You can see the URL parameter “bla” has a value which is an object. Within this object we want to match on a specific set of IDs, in the above example “123” or “TV”.

As you can see the query expression for digging into the beacon object can get pretty hairy. Searching for index match, extracting data by keys, logical expressions, etc. I assure you the underlying code to get this working is equally as complex and thought out. The team did an amazing job building out this powerful feature and it was no small task.

Refections and Take Aways

If we had put all this effort in the early stages of building out Expo there is still a chance that we might have got things wrong. Trying to predicting future behavior, especially software behavior, five years out is probably a bad idea (equally as bad to try and predict future human behavior). Additionally, all that design work upfront would have been over-engineered for the 99% of use cases in the past five years. That is not to say there would not have been some level of early adoption of smart measurement points.

Look Ahead

A good practice during the design phase is to look ahead to the future and be aware of the cost and impacts if you needed a major redesign. But also be careful to not over-design upfront. We have had plenty of features that we over-engineer with features that we never ended up having a use case for.

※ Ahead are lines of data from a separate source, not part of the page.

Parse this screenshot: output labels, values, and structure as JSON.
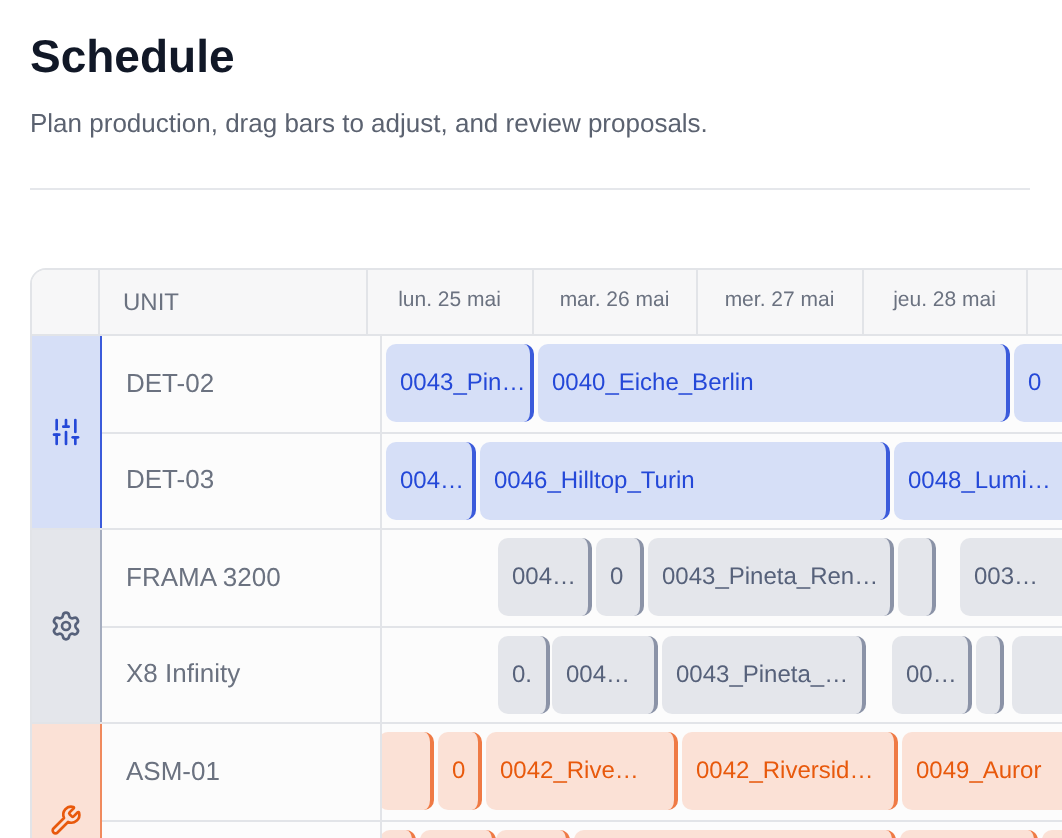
{
  "header": {
    "title": "Schedule",
    "subtitle": "Plan production, drag bars to adjust, and review proposals."
  },
  "table": {
    "unit_heading": "UNIT",
    "days": [
      "lun. 25 mai",
      "mar. 26 mai",
      "mer. 27 mai",
      "jeu. 28 mai"
    ],
    "groups": [
      {
        "kind": "sliders",
        "rows": [
          {
            "unit": "DET-02",
            "bars": [
              {
                "kind": "labeled",
                "label": "0043_Pin…"
              },
              {
                "kind": "labeled",
                "label": "0040_Eiche_Berlin"
              },
              {
                "kind": "labeled",
                "label": "0"
              }
            ]
          },
          {
            "unit": "DET-03",
            "bars": [
              {
                "kind": "labeled",
                "label": "004…"
              },
              {
                "kind": "labeled",
                "label": "0046_Hilltop_Turin"
              },
              {
                "kind": "labeled",
                "label": "0048_Lumi…"
              }
            ]
          }
        ]
      },
      {
        "kind": "gear",
        "rows": [
          {
            "unit": "FRAMA 3200",
            "bars": [
              {
                "kind": "labeled",
                "label": "004…"
              },
              {
                "kind": "labeled",
                "label": "0"
              },
              {
                "kind": "labeled",
                "label": "0043_Pineta_Ren…"
              },
              {
                "kind": "blank"
              },
              {
                "kind": "labeled",
                "label": "003…"
              }
            ]
          },
          {
            "unit": "X8 Infinity",
            "bars": [
              {
                "kind": "labeled",
                "label": "0."
              },
              {
                "kind": "labeled",
                "label": "004…"
              },
              {
                "kind": "labeled",
                "label": "0043_Pineta_…"
              },
              {
                "kind": "labeled",
                "label": "00…"
              },
              {
                "kind": "blank"
              },
              {
                "kind": "blank"
              }
            ]
          }
        ]
      },
      {
        "kind": "wrench",
        "rows": [
          {
            "unit": "ASM-01",
            "bars": [
              {
                "kind": "blank"
              },
              {
                "kind": "labeled",
                "label": "0"
              },
              {
                "kind": "labeled",
                "label": "0042_Rive…"
              },
              {
                "kind": "labeled",
                "label": "0042_Riversid…"
              },
              {
                "kind": "labeled",
                "label": "0049_Auror"
              }
            ]
          },
          {
            "bars": [
              {
                "kind": "blank"
              },
              {
                "kind": "blank"
              },
              {
                "kind": "blank"
              },
              {
                "kind": "blank"
              },
              {
                "kind": "blank"
              },
              {
                "kind": "blank"
              }
            ]
          }
        ]
      }
    ]
  }
}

Design the tricycle that can become a self-driving car

Flexible Design

Make sure your initial design is flexible enough for evolution to occur, i.e. be wary anytime your design includes enumeration. We had good reason at the time to build in enumerations to our service, primarily to enforce restrictions on how are APIs were used by external systems. Looking back we could have accomplished these restrictions in ways that didn’t require a code change to add a new action. Would such as design have helped us evolve to smart measurement points with much less pain? The same could be said for the early design of our UI and making considerations for a configuration based design rather than hard coding metrics.

Considerations

When designing a major feature that impacts foundational elements of your application you should consider the following:

  1. As the platform evolves what will be the biggest pain points of the current design?
  2. What are the cost and trade-offs of doing a more future proof design upfront?
  3. What are the estimated cost and effort of doing a major redesign in the future?

Conclusion

Expo has come a long way in the past five years. It has evolved a ton, each time becoming increasingly more mature as a platform for Walmart. It has helped launch some of Walmart.com’s largest changes such as the latest redesign of the website launched in May 2018. Requirements will continue to evolve (hopefully for us metrics are done evolving for now). There is no masterful future proof design that will curtail evolution, especially in software. Your best tools are to be thoughtful and aware in your design upfront and minimize the ways you maybe hard coding yourself into a box.